A study by Tan, et al. compared the effects of CVVHDF and IHD on serum phosphate concentration and showed that CVVHDF induced a greater reduction in serum phosphate during the first 48 hours and conferred superior subsequent control of hyperphosphatemia [4]. It is evident from our case that CRRT is an efficient form of treatment in the setting of severe hyperphosphatemia, especially if the patient is hemodynamically unstable.

It is important to consider dialysis as an early treatment option in cases such as ours where hyperphosphatemia is severe, especially if there is concurrent metabolic acidosis, even if the renal function appears to be normal. Of note, he received CVVHDF for the first 2 days which was changed to CVVHD subsequently in view of concerns of recurrent filter clotting and anticipated disruption in the delivery of therapy. Despite the change in modality, phosphate removal was efficient with both CVVHDF and CVVHD.

Conclusion

Ingestion of phosphoric acid solution can result in acute hyperphosphatemia and metabolic acidosis with associated hypocalcemia and acute kidney injury from acute phosphate nephropathy. Early continuous renal replacement therapy or haemodialysis can potentially reverse the electrolyte abnormalities and reduce the risks of associated complications.

Ethical Disclosures

The team was unable to obtain informed consent from the patient as he had demised during his admission. He is a foreigner to Singapore and we have not been able to contact his next of kin subsequently to obtain consent.

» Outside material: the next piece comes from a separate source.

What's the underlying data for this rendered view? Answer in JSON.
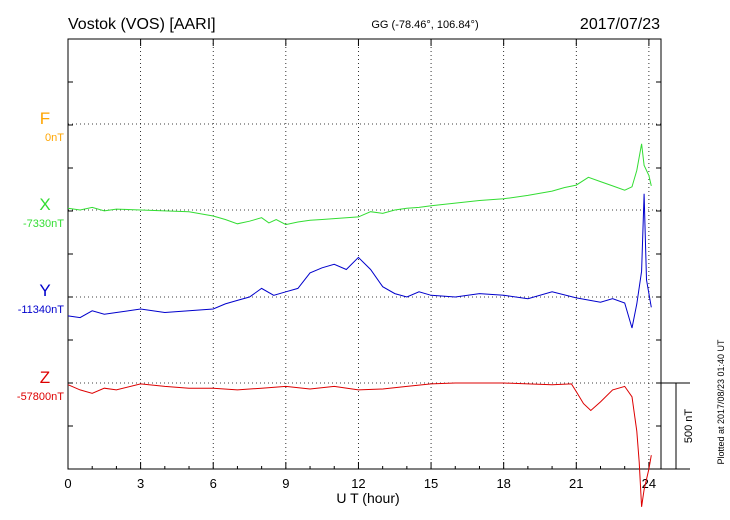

Declaration of Competing Interests

The authors declare that they have no competing interest(s) to disclose.

References

1. Jahan S, Lea-Henry T, Brown M, et al. (2019) An Unusual Case of Acute Phosphate Nephropathy. Kidney Int Rep 4: 1023-1026.
2. Caravati EM (1987) Metabolic abnormalities associated with phosphoric acid ingestion. Ann Emerg Med 16: 904-906.
3. Song SH, Goo YJ, Oh TR, et al. (2021) A Case Report of Very Severe Hyperphosphatemia (19.3 mg/dL) in a Uremic Patient Taking Honey and Persimmon Vinegar. Electrolyte Blood Press 19: 51-55.
4. Tan HK, Bellomo R, M'Pis DA, et al. (2001) Phosphatemic control during acute renal failure: intermittent hemodialysis versus continuous hemodiafiltration. Int J Artif Organs 24: 186-191.